The argument about torture has continued without resolution since the exposure of Abu Ghraib. Much of the discussion centers on the concatenation of three related, but nevertheless separate, questions: What is "moral"? What is "legal"? What is "effective"? The slippery linkage of the three questions is fully expressed in a familiar position that most Americans probably endorse: "Torture is both immoral and illegal, except when it extracts information that can prevent an impending terrorist attack." Stated simply, effective torture is legal and possibly moral, ineffective torture is both illegal and immoral.
Many people who oppose torture accept this logic and question the effectiveness premise of the argument. They point out that torture is almost always "ineffective" because it induces the victim to confess to any accusation or say whatever he or she thinks the torturer wants to hear. Torture, they argue, results in misinformation, and is therefore ineffective. By the defenders' own argument, then, it is also illegal and immoral.
While all evidence suggests that torture does produce boatloads of misinformation, this argument nevertheless fails to convince most people because it suffers from a narrow definition of "effective." The advocate of torture does not care that it is mostly ineffective. They feel that if only one victim in a hundred provides useful information (while the rest are innocent and have no useful information to provide), then torture is still an effective tactic and therefore useful. That one truth teller is going to provide information that prevents a terrorist attack. In that context, the ninety-nine innocent victims are just collateral damage, well worth sacrificing to the cause of saving (perhaps) 100 American lives. They are no more of a concern than the German and Japanese civilian casualties in World War II bombing raids.
But this logic carries us even further, because torturing all those innocent people is also "effective" in another way. Since the "war on terror" depends on finding culprits who are hidden among civilian sympathizers, torturing innocent people to extract information creates a deterrent against harboring "America's enemies." If even a few people (either the victims themselves or those who realize that they are vulnerable to torture) become inhospitable to the actual culprits, then there will be fewer attacks and American lives will be saved. Therefore, even indiscriminate torture practiced on innocent civilians is effective. and therefore legal and moral.

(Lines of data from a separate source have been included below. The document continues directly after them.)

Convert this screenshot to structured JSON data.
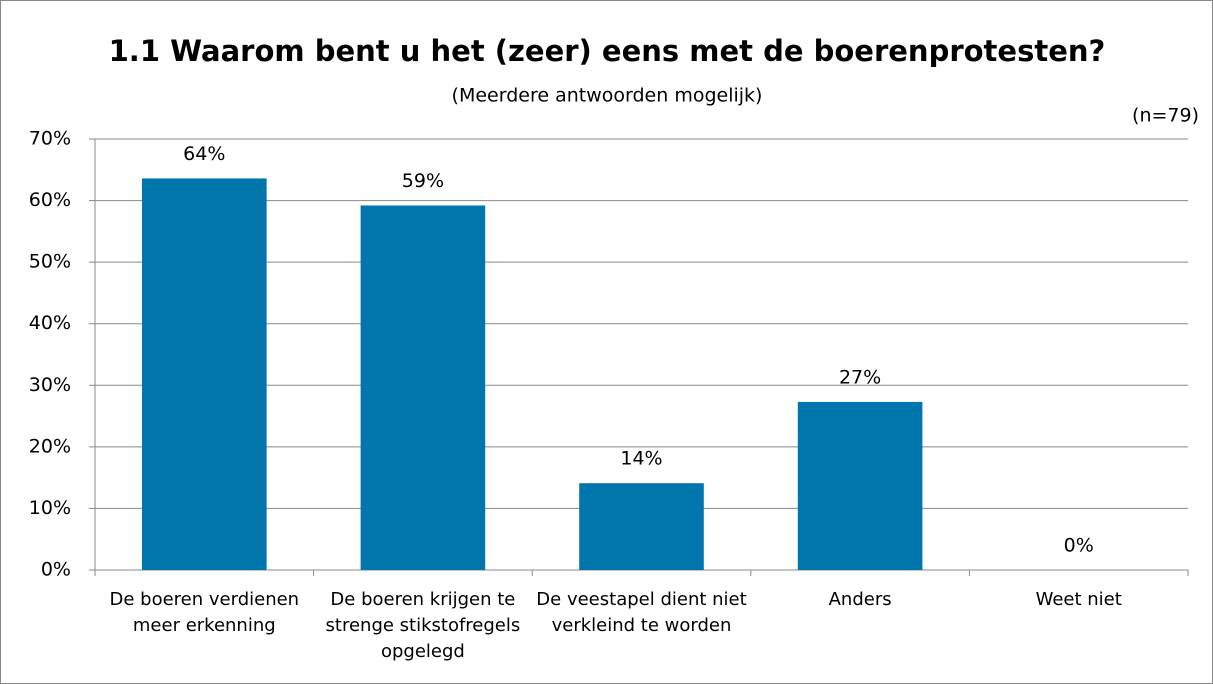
{
  "chart_data": {
    "type": "bar",
    "title": "1.1 Waarom bent u het (zeer) eens met de boerenprotesten?",
    "subtitle": "(Meerdere antwoorden mogelijk)",
    "annotation": "(n=79)",
    "categories": [
      "De boeren verdienen meer erkenning",
      "De boeren krijgen te strenge stikstofregels opgelegd",
      "De veestapel dient niet verkleind te worden",
      "Anders",
      "Weet niet"
    ],
    "values": [
      63.6,
      59.2,
      14.1,
      27.3,
      0
    ],
    "value_labels": [
      "64%",
      "59%",
      "14%",
      "27%",
      "0%"
    ],
    "color": "#0076ad",
    "ylim": [
      0,
      70
    ],
    "yticks": [
      {
        "value": 0,
        "label": "0%"
      },
      {
        "value": 10,
        "label": "10%"
      },
      {
        "value": 20,
        "label": "20%"
      },
      {
        "value": 30,
        "label": "30%"
      },
      {
        "value": 40,
        "label": "40%"
      },
      {
        "value": 50,
        "label": "50%"
      },
      {
        "value": 60,
        "label": "60%"
      },
      {
        "value": 70,
        "label": "70%"
      }
    ],
    "grid": true
  }
}
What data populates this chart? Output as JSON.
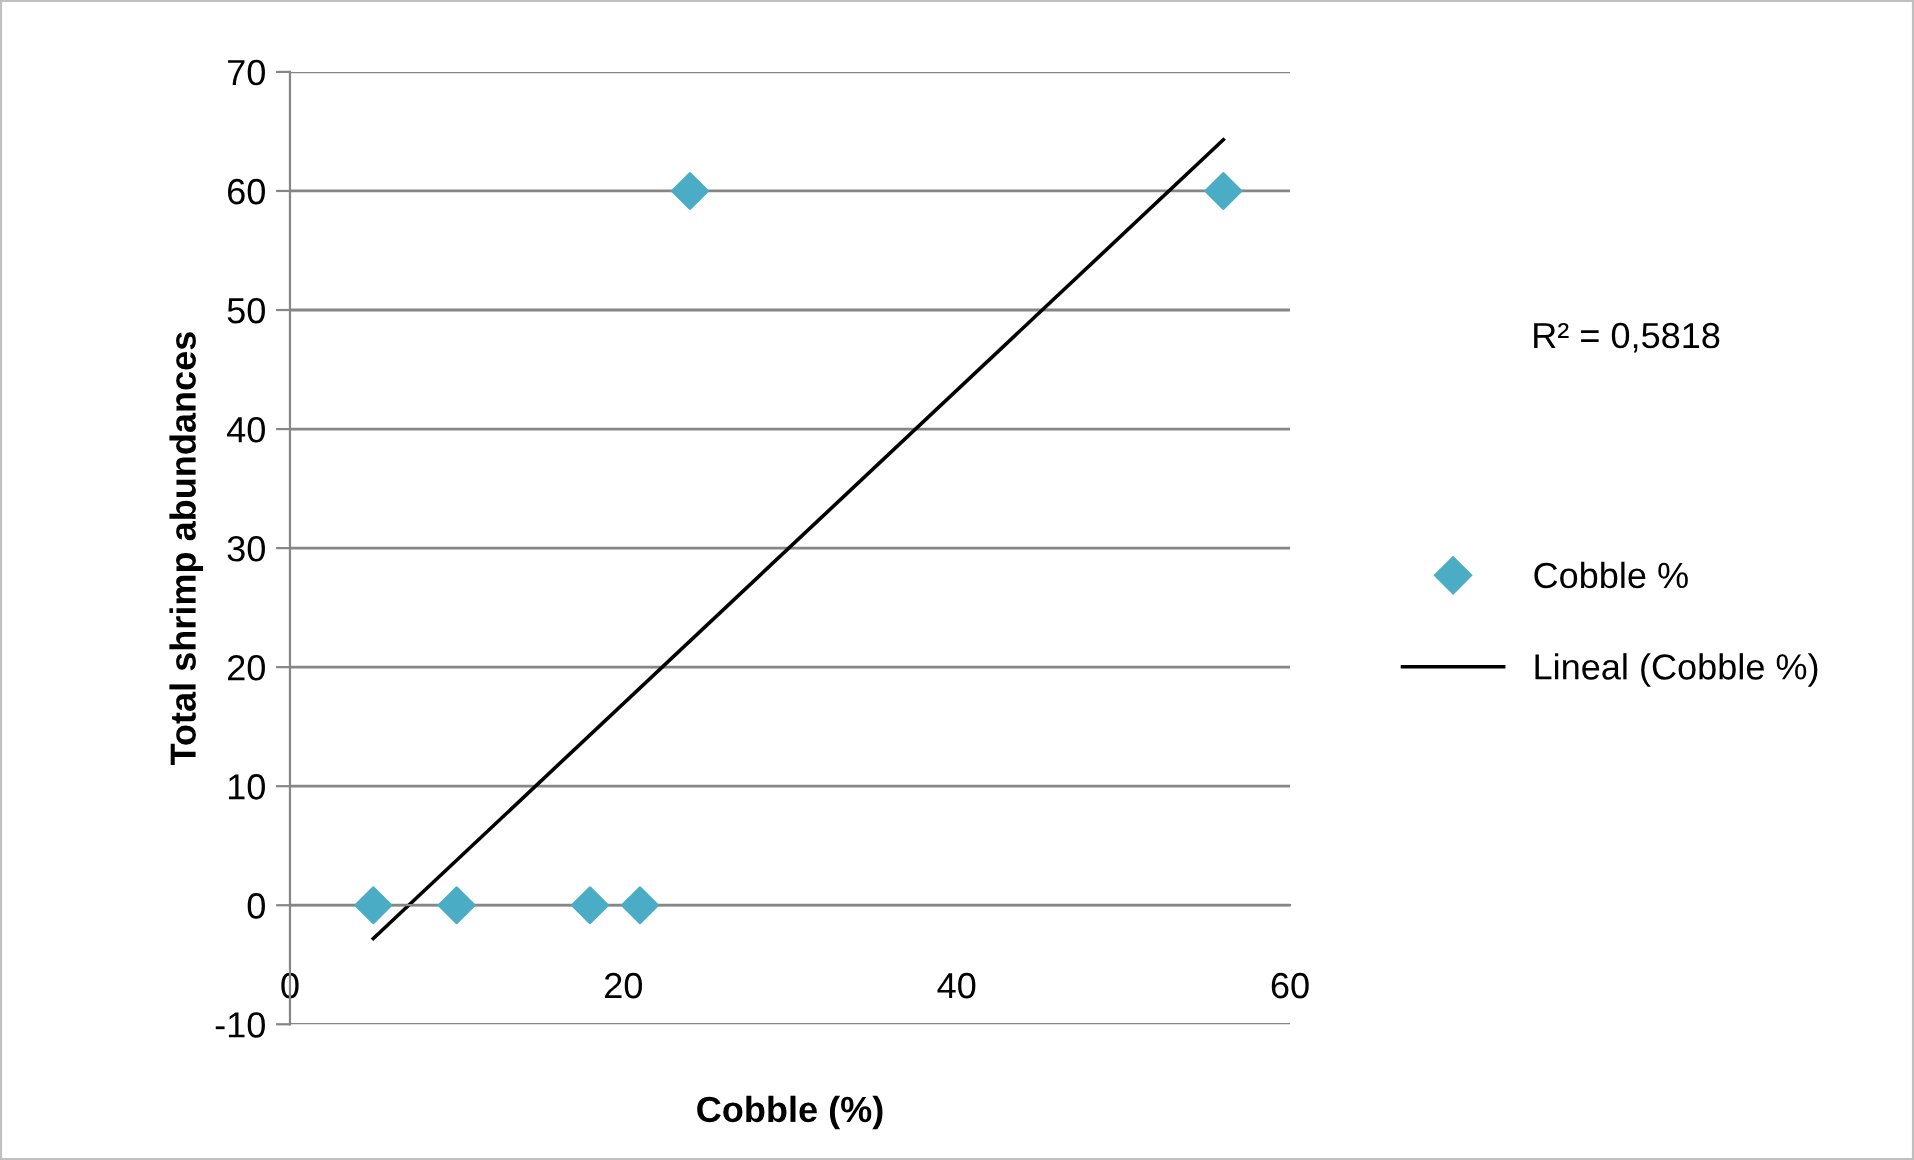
{
  "chart_data": {
    "type": "scatter",
    "xlabel": "Cobble (%)",
    "ylabel": "Total shrimp abundances",
    "series": [
      {
        "name": "Cobble %",
        "color": "#4bacc6",
        "marker": "diamond",
        "x": [
          5,
          10,
          18,
          21,
          24,
          56
        ],
        "values": [
          0,
          0,
          0,
          0,
          60,
          60
        ]
      },
      {
        "name": "Lineal (Cobble %)",
        "type": "line",
        "color": "#000000",
        "x": [
          5,
          56
        ],
        "values": [
          -2.8,
          64.3
        ]
      }
    ],
    "xlim": [
      0,
      60
    ],
    "xticks": [
      0,
      20,
      40,
      60
    ],
    "ylim": [
      -10,
      70
    ],
    "yticks": [
      -10,
      0,
      10,
      20,
      30,
      40,
      50,
      60,
      70
    ],
    "grid": "y",
    "legend": "right",
    "annotations": [
      "R² = 0,5818"
    ]
  }
}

Therefore, any argument that accepts the logic that torture is justified if is "saves American lives" is doomed to accept wholesale torture.
Argument that torture is illegal is even more of a slippery slope. Consider this: the Nazis were very careful to pass laws legalizing all their activities, including the "Final Solution." The Bush Administration has been just as careful, using legal judgments, signing statements, and new legislation (think warrantless wiretaps) to define all of its recent depredations--including torture--as legal. The latest revelation is that U.S. legal officers told CIA interrogators they could not be prosecuted "if they believed 'in good faith' that harsh techniques used to break the will of prisoners, including waterboarding, would not cause 'prolonged mental harm.'" Since the "in good faith" clause makes guilt reside in the eyes of the perpetrator, validation of this principle would make even the most heinous crimes--including murder itself--legal (if the murderer did not think s/he was going to create "prolonged mental harm," then the death becomes accidental). This is just one among many examples of the mostly successful recent efforts to legalize torture.
The larger truth is this: whatever might be currently illegal can be made legal tomorrow by executive order, a judicial decision, a legislative act, or some combination of the three. Those who oppose torture are often comfortable pointing to the unadorned prohibitions in the Geneva Conventions (which, by virtue of their treaty status, are the law in the U.S.), but these legal bulwarks could already be a dead letter, pending a judicial judgment about the viability of President Bush's claims to the status of "unitary executive." In the meantime, all manner of executive interpretation makes a huge array of "harsh techniques" legal, even while the debate over the legality of waterboarding continues. This means that torture is already legal in the United States, and the ongoing controversy is about which forms of torture will be legally applied, and which ones the practitioners will have to conceal from public view.
The sad truth is that the only viable argument against torture is the moral one, and that requires that those of us who oppose torture take on the big cahuna of pro-torture arguments: "If you have captured the mastermind of a plot to explode an atomic device in downtown Manhattan, is it okay to torture him, in order to extract information that will allow you to prevent the device from exploding?" The answer has to be "no."